Monday, August 15, 2005
It's a life in exile - a life that I chose, for which I can blame none but myself. I needed this nevertheless... this break from the chaos, the confusion, the contoversies my life always always found on its way to nowehere.
One day, I left, with a promise never to return again. "It's not about how many kilometers, it's about how many years away I will be from India. Time is the distance. I'll be several several years away," I said, before walking down that narrow passage towards the airplane.
I promise. I promise, I will break the promise.

6 Comments:
Make some friends, conman. It's just loneliness that's getting to you.
yeah, barbecues on the beach, some dune bashing, will make you feel better.
But take it from me, its been 10 years and I am still homesick. It never goes away. And if you are young, don't spend these years in them there places.
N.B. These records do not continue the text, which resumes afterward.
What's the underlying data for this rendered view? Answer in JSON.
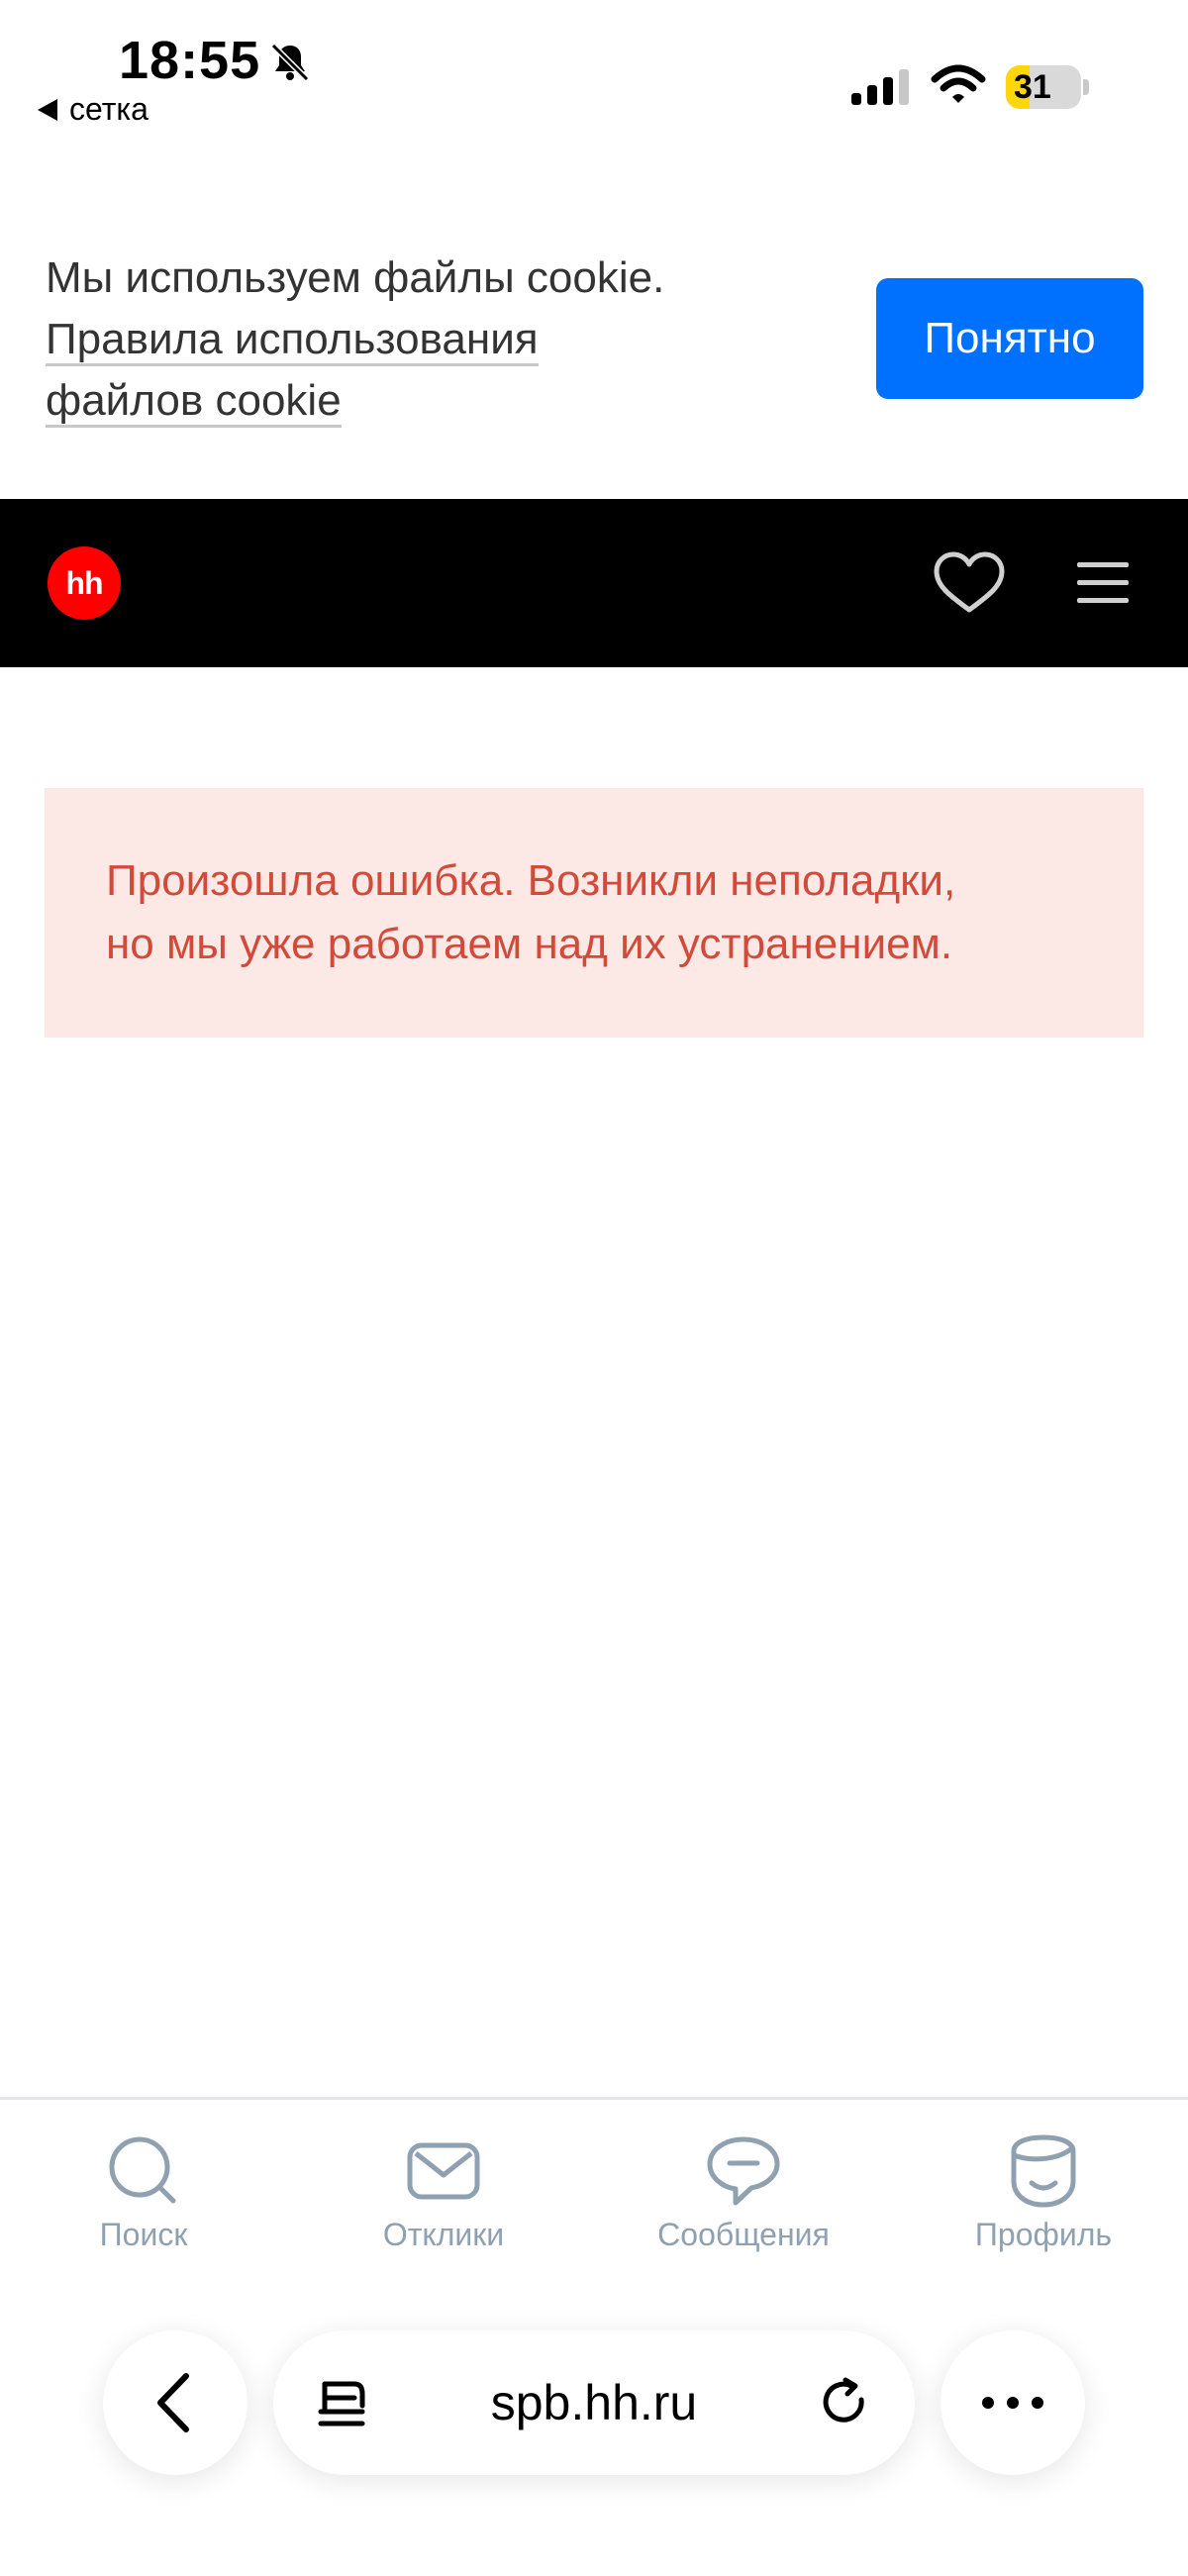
{
  "status_bar": {
    "time": "18:55",
    "back_app": "сетка",
    "battery_percent": 31,
    "battery_label": "31",
    "battery_color": "#ffd60a"
  },
  "cookie_banner": {
    "text": "Мы используем файлы cookie.",
    "link_line1": "Правила использования",
    "link_line2": "файлов cookie",
    "button": "Понятно"
  },
  "header": {
    "logo": "hh",
    "logo_color": "#ff0000",
    "icons": [
      "heart-icon",
      "hamburger-menu-icon"
    ]
  },
  "error": {
    "line1": "Произошла ошибка. Возникли неполадки,",
    "line2": "но мы уже работаем над их устранением.",
    "text_color": "#d14a3a",
    "background": "#fce9e6"
  },
  "tabbar": {
    "items": [
      {
        "label": "Поиск",
        "icon": "search-icon"
      },
      {
        "label": "Отклики",
        "icon": "mail-icon"
      },
      {
        "label": "Сообщения",
        "icon": "chat-bubble-icon"
      },
      {
        "label": "Профиль",
        "icon": "profile-face-icon"
      }
    ],
    "color": "#8fa0b0"
  },
  "browser": {
    "url": "spb.hh.ru",
    "icons": [
      "back-chevron-icon",
      "reader-icon",
      "reload-icon",
      "more-dots-icon"
    ]
  },
  "accent_color": "#0070ff"
}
Feel free to break a promise that u made on urself, cos then and now or future are in different phase of time altogether...whatever happened and decision that u made was just right for that period..we change and so do circumstances...thus...
Cowlick: Making friends isn't easy here. In fact it's near impossible.
Gypsy: If I have a barbecue (typo. definitely) i'll roast. This is a desert! Maybe in the winter.
Don't a few dives already though (scuba).
Annckay: This won't be the first promise I'll be breaking. So I know its perfectly ok to break a promise. For, every promise is anyway a lie.
How many promises do we really get to keep in life. Think of it as a journey, making you, moulding you , just a short spell in your life really.. One day you'll look back for sure..Making friends.. I honestly believe you really don't get to pick your friends, take it as it comes.
There's comfort in the chaos, I tell you.